Une autre dénonciation est faite au sujet de la mort de Marguerite Fanjoux, femme de Jean Morand, cordonnier, ladite femme nouvellement convertie étant morte sans avoir reçu les sacrements. Le sieur Morand et son fils cachèrent le corps pour éviter le martyr du cadavre. Jean Morand et son fils furent conduits en prison à Charolles. Le père mourut en prison ne voulant point dire où il avait mis le corps de sa femme et ne point se confesser.

On interroge le fils âgé de 18 ans. Il répond qu’il n’a pas abjuré et qu’il suivra la religion de son père, que c’est lui et son père qui ont porté le corps de sa mère dans un endroit qu’il ne veut pas désigner. Une sentence en suivit qui porte :

Qu’il sera fait une figure de cire de ladite Fanjoux, laquelle sera traînée sur le derrière d’une charrette, avec écrit en grosses lettres attaché à ladite figure et portant ces mots :

« C’est ici la représentation du corps de la dite Fanjoux, morte relapse. »

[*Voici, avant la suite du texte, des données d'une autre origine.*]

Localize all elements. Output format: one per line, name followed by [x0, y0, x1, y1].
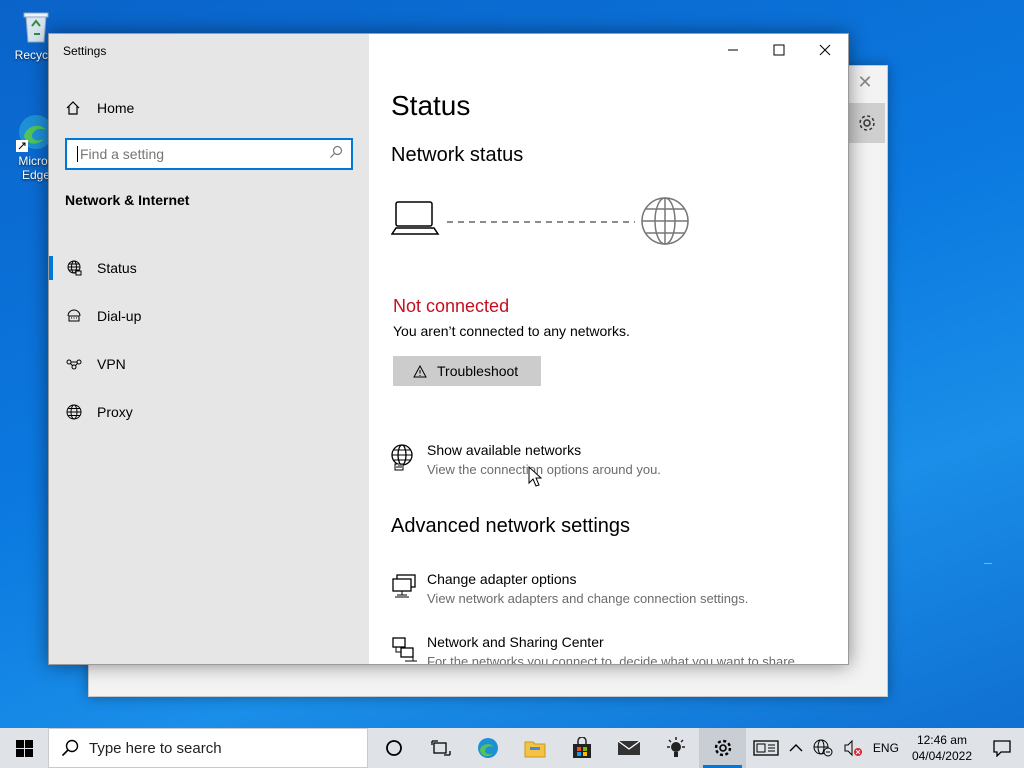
taskbar-settings[interactable]: [699, 728, 746, 768]
connection-state: Not connected: [393, 296, 510, 316]
sidebar-item-label: Status: [97, 260, 137, 276]
sidebar-item-label: VPN: [97, 356, 126, 372]
close-icon: [819, 44, 831, 56]
laptop-icon: [391, 201, 440, 235]
network-tray-button[interactable]: [808, 728, 838, 768]
gear-icon[interactable]: [849, 103, 885, 143]
section-title: Network & Internet: [65, 192, 190, 208]
cortana-button[interactable]: [370, 728, 417, 768]
network-globe-icon: [391, 444, 417, 472]
cortana-icon: [385, 740, 402, 756]
mouse-cursor-icon: [528, 466, 542, 487]
system-tray: ENG 12:46 am 04/04/2022: [748, 728, 1024, 768]
maximize-button[interactable]: [756, 34, 802, 66]
sidebar-item-label: Dial-up: [97, 308, 142, 324]
link-description: View network adapters and change connect…: [427, 591, 749, 606]
minimize-icon: [728, 49, 738, 51]
network-sharing-center-link[interactable]: Network and Sharing Center For the netwo…: [391, 634, 799, 665]
volume-tray-button[interactable]: [838, 728, 868, 768]
network-adapter-icon: [391, 573, 417, 601]
close-icon[interactable]: ✕: [853, 72, 877, 92]
connection-description: You aren’t connected to any networks.: [393, 323, 630, 339]
warning-icon: [413, 364, 427, 378]
search-icon[interactable]: [329, 145, 343, 164]
link-title: Change adapter options: [427, 571, 577, 587]
sidebar-item-label: Proxy: [97, 404, 133, 420]
desktop-artifact: [984, 563, 992, 564]
settings-search-box[interactable]: [65, 138, 353, 170]
dialup-icon: [65, 307, 83, 325]
page-title: Status: [391, 90, 471, 121]
taskbar-toolbar-button[interactable]: [748, 728, 784, 768]
window-controls: [710, 34, 848, 66]
network-diagram: [391, 197, 689, 245]
settings-window[interactable]: Settings Home Network & Internet Status: [48, 33, 849, 665]
windows-logo-icon: [15, 739, 33, 757]
sharing-center-icon: [391, 636, 417, 664]
maximize-icon: [773, 44, 785, 56]
taskbar-file-explorer[interactable]: [511, 728, 558, 768]
nav-home-label: Home: [97, 100, 135, 116]
minimize-button[interactable]: [710, 34, 756, 66]
link-description: View the connection options around you.: [427, 462, 661, 477]
troubleshoot-label: Troubleshoot: [437, 363, 519, 379]
file-explorer-icon: [524, 741, 545, 758]
clock-date: 04/04/2022: [911, 749, 972, 763]
troubleshoot-button[interactable]: Troubleshoot: [393, 356, 541, 386]
taskbar-apps: [370, 728, 746, 768]
window-title: Settings: [63, 44, 107, 58]
link-description: For the networks you connect to, decide …: [427, 654, 799, 665]
internet-globe-icon: [641, 197, 689, 245]
sidebar-item-dialup[interactable]: Dial-up: [49, 292, 369, 340]
show-available-networks-link[interactable]: Show available networks View the connect…: [391, 442, 661, 477]
sidebar-item-status[interactable]: Status: [49, 244, 369, 292]
edge-icon: [477, 738, 498, 758]
show-hidden-icons-button[interactable]: [784, 728, 808, 768]
mail-icon: [617, 740, 640, 755]
home-icon: [65, 100, 83, 116]
taskbar-search-placeholder: Type here to search: [89, 739, 222, 757]
task-view-button[interactable]: [417, 728, 464, 768]
task-view-icon: [430, 740, 451, 756]
settings-gear-icon: [714, 739, 731, 757]
globe-icon: [65, 403, 83, 421]
sidebar: Settings Home Network & Internet Status: [49, 34, 369, 664]
link-title: Network and Sharing Center: [427, 634, 604, 650]
network-globe-tray-icon: [813, 739, 833, 757]
link-title: Show available networks: [427, 442, 582, 458]
taskbar-mail[interactable]: [605, 728, 652, 768]
advanced-settings-heading: Advanced network settings: [391, 515, 631, 537]
globe-status-icon: [65, 259, 83, 277]
clock[interactable]: 12:46 am 04/04/2022: [904, 732, 980, 764]
sidebar-item-proxy[interactable]: Proxy: [49, 388, 369, 436]
volume-muted-icon: [844, 739, 862, 757]
network-status-heading: Network status: [391, 144, 524, 166]
search-input[interactable]: [80, 146, 329, 162]
main-content: Status Network status Not connected You …: [369, 34, 848, 664]
tips-icon: [666, 737, 685, 757]
taskbar-search-box[interactable]: Type here to search: [48, 728, 368, 768]
taskbar-store[interactable]: [558, 728, 605, 768]
change-adapter-options-link[interactable]: Change adapter options View network adap…: [391, 571, 748, 606]
input-language[interactable]: ENG: [868, 728, 904, 768]
clock-time: 12:46 am: [916, 733, 967, 747]
search-icon: [61, 739, 79, 757]
taskbar-tips[interactable]: [652, 728, 699, 768]
action-center-button[interactable]: [980, 728, 1024, 768]
chevron-up-icon: [789, 744, 803, 752]
nav-list: Status Dial-up VPN Proxy: [49, 244, 369, 436]
notification-icon: [993, 740, 1011, 757]
taskbar-edge[interactable]: [464, 728, 511, 768]
store-icon: [572, 737, 591, 758]
close-button[interactable]: [802, 34, 848, 66]
start-button[interactable]: [0, 728, 48, 768]
news-widget-icon: [753, 740, 779, 756]
text-caret: [77, 146, 78, 162]
sidebar-item-vpn[interactable]: VPN: [49, 340, 369, 388]
vpn-icon: [65, 355, 83, 373]
nav-home[interactable]: Home: [65, 96, 355, 120]
taskbar: Type here to search ENG 12:46 am 04/04/2…: [0, 728, 1024, 768]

Que le corps dudit Morand sera aussi traîné derrière la même charrette, tous deux la face contre terre dans les rues et de là jetés à la voirie.

Qu’à l’égard de leur fils nous ordonnons qu’il sera pris et saisi au corps et amené aux prisons royales de Charolles pour être interrogé sur son obstination et dessein de vivre et mourir hors la religion catholique, et fut envoyé dans les compagnies du Roi.

… Noël1
Archives du Rhône, E, supp. 1
… Madeleine2
né 1543, décédé en 1636, lieutenant de Roi en Bresse et Charolais, maréchal de camp.
… IV3
Le marquisat de Ragny comprend : Marmeau, Saulx, Trivilly, Varennes, Brécy, Beauvoir, Tronçois, Tréviselot, Sauvigny-le-Boréal et Savigny
… hommes4
Vincent Dunant, Histoire de Charlieu, p 26
…5
Henri Coste, .Essai de l’Histoire de Roanne, page 195
… pays6
Il existait encore un terrier de Fougères à Poule qui aurait été déposé à Villefranche dans des archives ? La série 17G qui concerne Beaujeu, déja citée dans nos notes se trouve aux archives départementales du Rhône. Beaucoup de titres et redevances ayant été brûlés entre 1560 et 1590, lors des guerres de religion, peu de documents terriers ont donc subsisté.
… Lamure7
Herni Lamure a écrit une histoire de Chauffailles avec des notes trouvées en Mairie, vers 1930, non publié.
…8
Sans doûte le fils de Guillaume et Françoise de La Guiche qui épousa Françoise de Damas, Dame d’Estieugues en 1613 et donna les seigneurs comte de Chauffailles.
… Châteauneuf9
Une chapelle fut érigée dans l’ancienne église de Saint Maurice les Châteauneuf,
… Livres10
A cette époque une vache allaitante vallait environ 30 Livres.